In un momento in cui l'economia, non solo del nostro territorio, appare asfittica e con sporadici quanto deboli segnali di ripresa, il volersi appropriare di una parte di essa appare non solo uno sgarbo verso coloro che negli anni hanno resistito impegnando le loro risorse e sovente i loro risparmi per sostenere i propri esercizi commerciali, ma anche un affronto in quanto ciò significa impossessarsi delle tradizioni e del patrimonio storico e culturale  ai soli fini di fare cassa per il proprio tornaconto ...

Se anni – o secoli – hanno creato un'identità del Monferrato, e con essa i suoi prodotti, la sua enogastronomia frutto del lavoro delle vigne delle nostre colline, di un'orticoltura di pregio, di allevamenti selezionati, di rispetto della natura, oggi - nel nome di un rilancio economico dell'Astigiano -  c'è chi si vuole impossessare di tale patrimonio per convertirlo ai propri interessi.

Il presentare concentrazioni commerciali quali poli di attrazione sul territorio, ben sapendo che l'interesse dei visitatori non sarà altro che la novità proposta con il passaggio dalle casette in cartongesso degli outlet oggi esistenti, alle riproduzioni di cartapesta di quelle cascine che da sempre occupano – e ne sono il simbolo - le nostre campagne ed i crinali dei nostri paesi, con l'unico scopo di sostituire l'immagine ormai stereotipata ed obsoleta dei primi, con quella nuova del “tipico” associandovi la vendita di prodotti da sempre patrimonio del nostro territorio.

Sì, “TIPICO MONFERRATO”, ovvero lo slogan che per anni è campeggiato alle sagre settembrine, sta per essere scippato agli agricoltori, alle loro stalle, alle loro cantine, per vendere un prodotto che non sarà più il loro, ma destinato a diventare richiamo, specchietto per le allodole, di punti vendita che nulla hanno a che vedere con il loro lavoro,  le loro tradizioni.
Se Oscar Farinetti, nel diffondere i suoi prodotti ed i suoi punti vendita, afferma che la massima sua attenzione sta nel dialogare con il consumatore, spiegargli le origini di un prodotto per far sì che ne comprenda la genuinità e la tradizione che lo ha generato, come si potranno proporre alimenti ed artigianato in strutture create ad arte là dove si è sempre solo praticata la fienagione per un caso (Agrivillage) o si sono prodotti manufatti elettrici e non (Porta del Monferrato) ?

Il binomio tempo e spazio, il primo da sempre utilizzato per le produzioni di pregio, ed il secondo proprio della diffusione di tali produzioni nel nostro territorio, verrebbero “concentrati” in due iniziative immobiliar-commerciali che se per loro stessa origine negano tali premesse, mirano esclusivamente ad impossessarsi di un patrimonio da sempre prodotto nel rispetto di tale binomio.
Se l'agricoltura e l'artigianato  hanno da sempre dato le loro produzioni, che attraverso un sistema commerciale “diffuso” sul territorio giungevano al consumatore, ora ci si vuole impadronire del loro prodotto finale per gestirne la vendita.
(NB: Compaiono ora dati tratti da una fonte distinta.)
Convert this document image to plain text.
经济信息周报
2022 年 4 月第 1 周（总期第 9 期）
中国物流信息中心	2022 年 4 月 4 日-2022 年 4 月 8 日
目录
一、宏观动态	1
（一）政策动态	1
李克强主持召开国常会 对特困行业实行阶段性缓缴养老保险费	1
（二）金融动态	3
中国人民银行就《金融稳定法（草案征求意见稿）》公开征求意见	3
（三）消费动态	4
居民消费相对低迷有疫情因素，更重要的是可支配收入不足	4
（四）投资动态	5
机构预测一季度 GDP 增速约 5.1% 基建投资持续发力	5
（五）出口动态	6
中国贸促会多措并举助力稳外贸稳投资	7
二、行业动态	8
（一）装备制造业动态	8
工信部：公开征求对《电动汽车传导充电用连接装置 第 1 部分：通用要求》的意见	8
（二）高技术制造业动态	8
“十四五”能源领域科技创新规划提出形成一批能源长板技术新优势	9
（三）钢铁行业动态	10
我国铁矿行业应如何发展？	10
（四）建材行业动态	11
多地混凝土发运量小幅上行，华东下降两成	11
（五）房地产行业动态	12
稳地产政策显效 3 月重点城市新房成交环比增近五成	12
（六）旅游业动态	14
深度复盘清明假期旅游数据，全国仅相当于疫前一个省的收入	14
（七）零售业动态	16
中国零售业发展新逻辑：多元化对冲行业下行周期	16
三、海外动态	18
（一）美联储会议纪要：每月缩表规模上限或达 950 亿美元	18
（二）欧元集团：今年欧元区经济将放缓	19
Non ipermercati – anch'essi ormai scartati ed obsoleti -, ma formule che richiamino il “tipico”, dando accesso attraverso una porta dalla quale i clienti della grande città entreranno ed usciranno, in spazi artefatti ove le merci di sempre faranno la loro comparsa per popolare poi i bagagliai con i quali indaffarati turisti del fine settimana avranno l'effimera sensazione di aver toccato con mano, respirato, vissuto il “TIPICO MONFERRATO”.
Chiariamo allora loro cos'è la porta di una cascina, di una cantina, di una stalla, ma anche e specialmente di un negozio del nostro concentrico che da anni ricerca, gestisce e seleziona prodotti, e che da sempre ha costituito la risorsa commerciale ed alimentare dei suoi cittadini dando spazio a quei sapori che l'industria agroalimentare non riesce a produrre o riprodurre proprio a causa delle sue dimensioni e produzioni asservite sin dall'origine all'economia di scala.
Comunicazione, strade prive di buche, parcheggi, segnaletica dei percorsi del “tipico” (e non già quegli orribili cartelli che vorrebbero pubblicizzare le strade del vino) sono gli elementi sui quali il “pubblico” deve agire per non lasciare da soli quei commercianti che non solo rappresentano da sempre occupazione, ma anche e soprattutto non devono essere “scippati” delle loro attività.